Howard Jones was the first person I ever heard of who was full-on vegan. He did it hard-core in the days before the world ever heard of a Boca Burger and even wrote songs about the cruelty done to animals in the name of feeding humans (“Assault and Battery”). So I went vegetarian. And had some eggs. And fish. OK, I was terrible at being vegetarian, but it was a blow for independence at a young age.

In addition to being a vegan, Jones referred both directly (with a B-side song title) and indirectly to the Tao Te Ching, a religion/philosophy/book/way of thinking I’d never heard of before. I still don’t know if I fully understand what “the way” really means, but it has a lot to do with letting go and understanding that you are just a speck in the river that carries you along.



I’ve never met Jones (other than waiting hours in line outside Tower Records in 1985 only to have him sign my “Things Can Only Get Better” 45 record sleeve “To Mandee”), and it’s not important that I do. But early on in my journalism career, I interviewed him over the phone – in the most irritating way possible. I peppered him with dozens of nerdy fangirl questions until he finally asked, “Do you think we’ll talk about the new album soon?” which was of course why we were here in the first place. I went scarlet. I scrambled, recovered, did the job I was supposed to do and learned a hugely valuable lesson. You really do often learn best from your mistakes.


When I went out to visit a friend of mine I’d been pen-pals with since she moved away after we were in kindergarten together, I was 16 and crushing hard on a guy in school who was still two years from coming out of the closet. He gave us ladies some hope by, well, dating us – but we knew the truth even if we (and he) didn’t want to admit it.

Meanwhile, my pen-pal had begun a deep dive into evangelical Christianity, and when I told her about my hopeless devotion to my uncertain friend she became first sincerely concerned for my soul. Then, when she couldn’t convince me to abandon my friend, she wrote me a letter quoting the Bible extensively and explaining that she could no longer associate with me.

It begged for a response. So I went to a different bible for my recourse: I shot her back the last letter we ever exchanged, covered with my own favorite lyrics about equality, tolerance, what is natural and what is not – Jones’ lyrics.

I have always felt good about that.

You don’t know
I don’t know
Nobody knows
This is an answer to every question
This is a place to begin
— “Always Asking Questions,” Howard Jones


It’s easy to mock pop lyrics.
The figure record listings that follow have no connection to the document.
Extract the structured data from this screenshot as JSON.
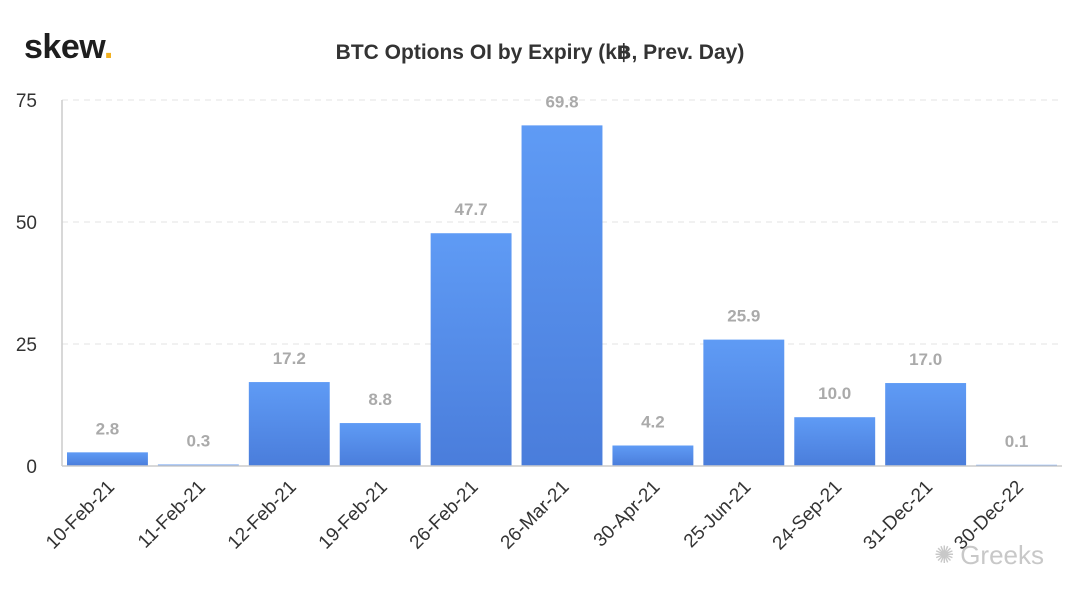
{
  "brand": {
    "name": "skew",
    "dot": "."
  },
  "watermark": {
    "text": "Greeks",
    "icon": "wechat-icon"
  },
  "chart_data": {
    "type": "bar",
    "title": "BTC Options OI by Expiry (k฿, Prev. Day)",
    "xlabel": "",
    "ylabel": "",
    "categories": [
      "10-Feb-21",
      "11-Feb-21",
      "12-Feb-21",
      "19-Feb-21",
      "26-Feb-21",
      "26-Mar-21",
      "30-Apr-21",
      "25-Jun-21",
      "24-Sep-21",
      "31-Dec-21",
      "30-Dec-22"
    ],
    "values": [
      2.8,
      0.3,
      17.2,
      8.8,
      47.7,
      69.8,
      4.2,
      25.9,
      10.0,
      17.0,
      0.1
    ],
    "value_labels": [
      "2.8",
      "0.3",
      "17.2",
      "8.8",
      "47.7",
      "69.8",
      "4.2",
      "25.9",
      "10.0",
      "17.0",
      "0.1"
    ],
    "ylim": [
      0,
      75
    ],
    "yticks": [
      0,
      25,
      50,
      75
    ],
    "grid": true,
    "legend": "none",
    "colors": {
      "bar_top": "#5f9bf5",
      "bar_bottom": "#4a7ddb",
      "label": "#aaaaaa",
      "axis": "#cccccc",
      "grid": "#e3e3e3"
    }
  }
}
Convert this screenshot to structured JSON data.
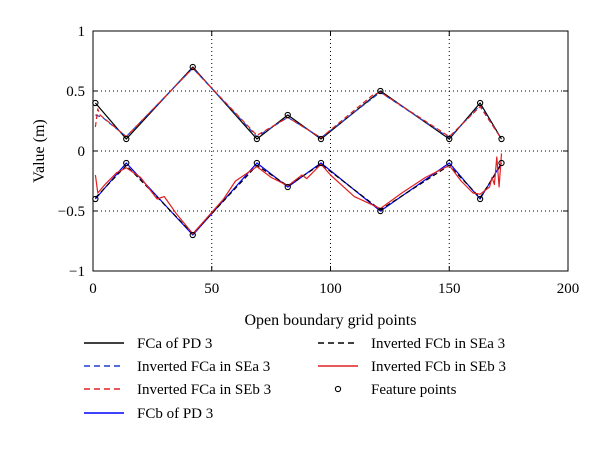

Easy to say Taylor Swift’s words are all about the same thing, or that the guys in One Direction don’t even write their own lyrics. But teenagers don’t care – they’re still listening hard, still using those lyrics to ascend into adulthood. Pop singers, rock singers, rap singers – those are the grown-ups kids listen to; they are their teachers as much as, if not more than, the ones paid to instruct them in school.

Awards strictly for lyrics don’t exist, so far as I know. Songwriters get prizes for the combination of words and music, but that’s a significant difference. And lyric writers, the good ones, really should get some recognition for a clever rhyme, the hidden pun, the evocative image. A well-turned lyric, aimed at the right person at just the right time, gets under the skin of even the hardest-to-reach young people. That’s a rare power that deserves respect – and love.

So thanks, Howard Jones. You weren’t the only musician who raised me into adulthood, but you were a significant player in the group. Long may you – and the beautiful simplicity of your words – reign.